Souliers, chaussures à semelles de bois, sabots et galoches
Il arrivait que les déportés aient de véritables chaussures aux pieds. « Organiser » une bonne paire de chaussures (c'est-à-dire se débrouiller pour s'en procurer une) était parfois indispensable pour survivre. A Auschwitz, les chaussures n'étaient pas rares à cause de la présence d'un abondant "Canada" alimenté en chaussures par l'extermination des arrivants.
Dans d'autres camps, on portait parfois des galoches ou claquettes dont la semelle seule était en bois et le dessus en cuir ou en un tissu, qui finissait par se déchirer.
Certains déportés évoquent des "galoches" à semelle de bois. Ainsi Rudolf Vrba :
« Ensuite, vinrent les vêtements, les tenues zébrées. Une veste, un pantalon, un couvre-chef déformé et des galoches.
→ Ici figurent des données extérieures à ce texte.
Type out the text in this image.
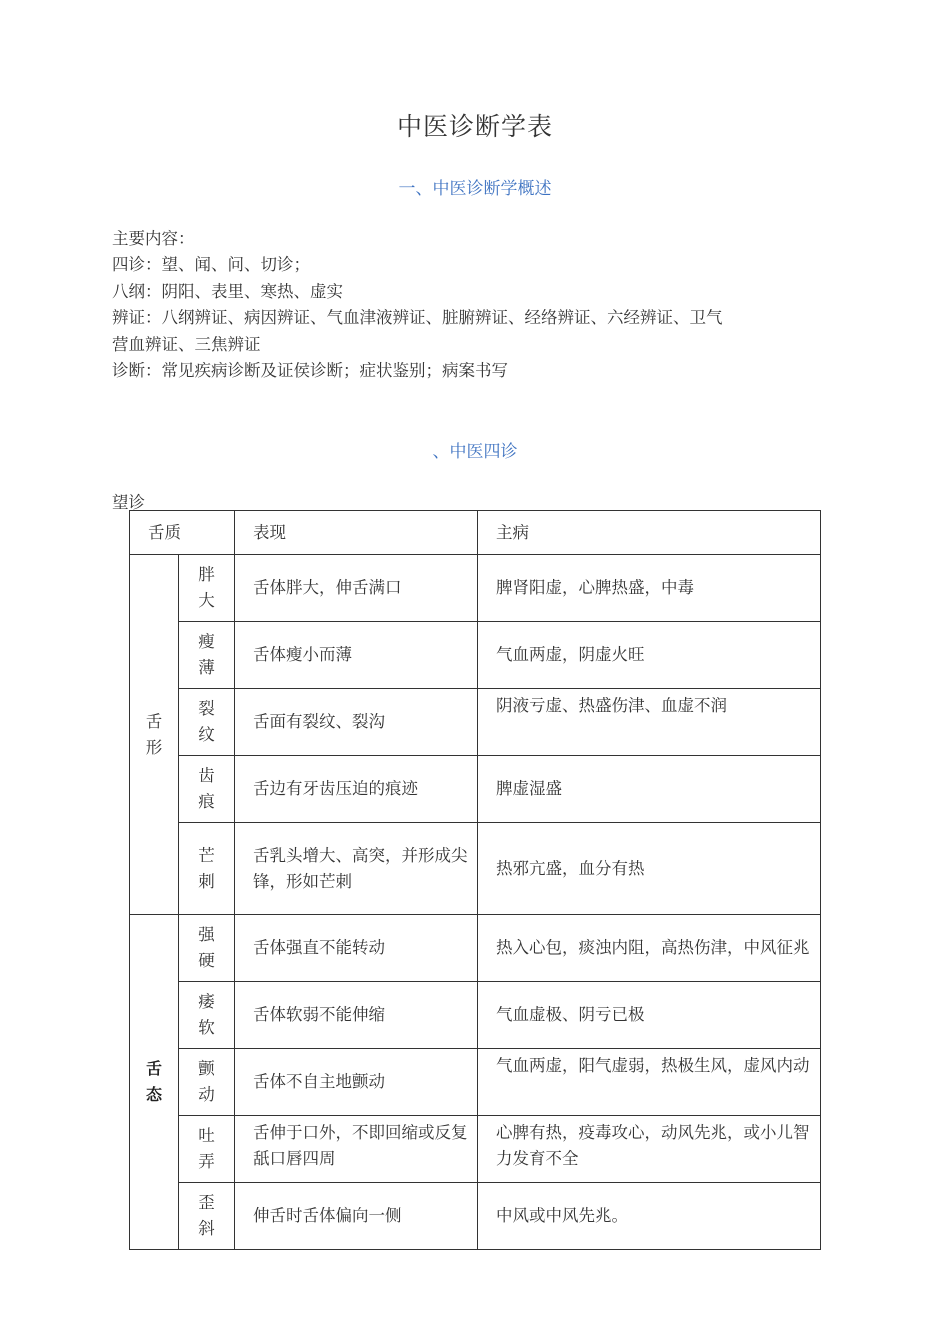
中医诊断学表
一、中医诊断学概述
主要内容：
四诊：望、闻、问、切诊；
八纲：阴阳、表里、寒热、虚实
辨证：八纲辨证、病因辨证、气血津液辨证、脏腑辨证、经络辨证、六经辨证、卫气
营血辨证、三焦辨证
诊断：常见疾病诊断及证侯诊断；症状鉴别；病案书写
、中医四诊
望诊
舌质		表现	主病
舌形	胖大	舌体胖大，伸舌满口	脾肾阳虚，心脾热盛，中毒
	瘦薄	舌体瘦小而薄	气血两虚，阴虚火旺
	裂纹	舌面有裂纹、裂沟	阴液亏虚、热盛伤津、血虚不润
	齿痕	舌边有牙齿压迫的痕迹	脾虚湿盛
	芒刺	舌乳头增大、高突，并形成尖锋，形如芒刺	热邪亢盛，血分有热
舌态	强硬	舌体强直不能转动	热入心包，痰浊内阻，高热伤津，中风征兆
	痿软	舌体软弱不能伸缩	气血虚极、阴亏已极
	颤动	舌体不自主地颤动	气血两虚，阳气虚弱，热极生风，虚风内动
	吐弄	舌伸于口外，不即回缩或反复舐口唇四周	心脾有热，疫毒攻心，动风先兆，或小儿智力发育不全
	歪斜	伸舌时舌体偏向一侧	中风或中风先兆。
C'était bien sûr humiliant, mais moins que d'être nu et je les enfilai avec soulagement. » Rudolf Vrba évoque aussi le port de ces chaussures par les femmes slovaques qu'il croise à Auschwitz : « Leurs galoches soulevaient la poussière autour d'elles. Elles se traînaient vers nous, en haillons, têtes rasées, par-ci par-là quelques-unes avaient encore un reste de fierté et portaient de maigres fichus. »
Rudolf Vrba, Je me suis évadé d'Auschwitz, Ramsay, 1988
Diverses chaussures à semelle de bois, portées dans les camps, Musée du Struthof
Diverses chaussures à semelle de bois, portées dans les camps, Musée du Struthof
(Photo : David Servenay/RFI)

Le déporté Marcel Couradeau raconte sur son arrivée à Oranienburg :
« La distribution [de la tenue à l'arrivée au camp] se termine avec une paire de galoche en toile kaki et à semelle de bois toujours sans considération de taille, ce qui contraint à des échanges.
Plus loin, décrivant la journée d'un déporté, le même évoque l'appel :
« Tous les projecteurs sont allumés ; l'escadron des Blockführer S.S. est au complet. Un silence pesant succède au martellement des claquettes et des souliers sur le sol. »
Amicale d'Oranienburg-Sachsenhausen, Sachso, Terre Humaine, Plon-Editions de Minuit, 1982

Et cet autre témoignage :
« On nous fait rentrer dans cette salle, on nous donne une chemise, un caleçon, une paire de claquettes à semelle de bois avec une lanière ; nous les garderons tout notre temps de déportation.

On sort, on rejoint la place d’appel. Nous nous retrouvons tous, mais on se sent seul car personne ne nous reconnaît, on a changé, on est devenu des monstres, un regard… on part en quarantaine. »

Pierre Laidet, Matricule 62 636 (Mauthausen, Melk, Ebensee)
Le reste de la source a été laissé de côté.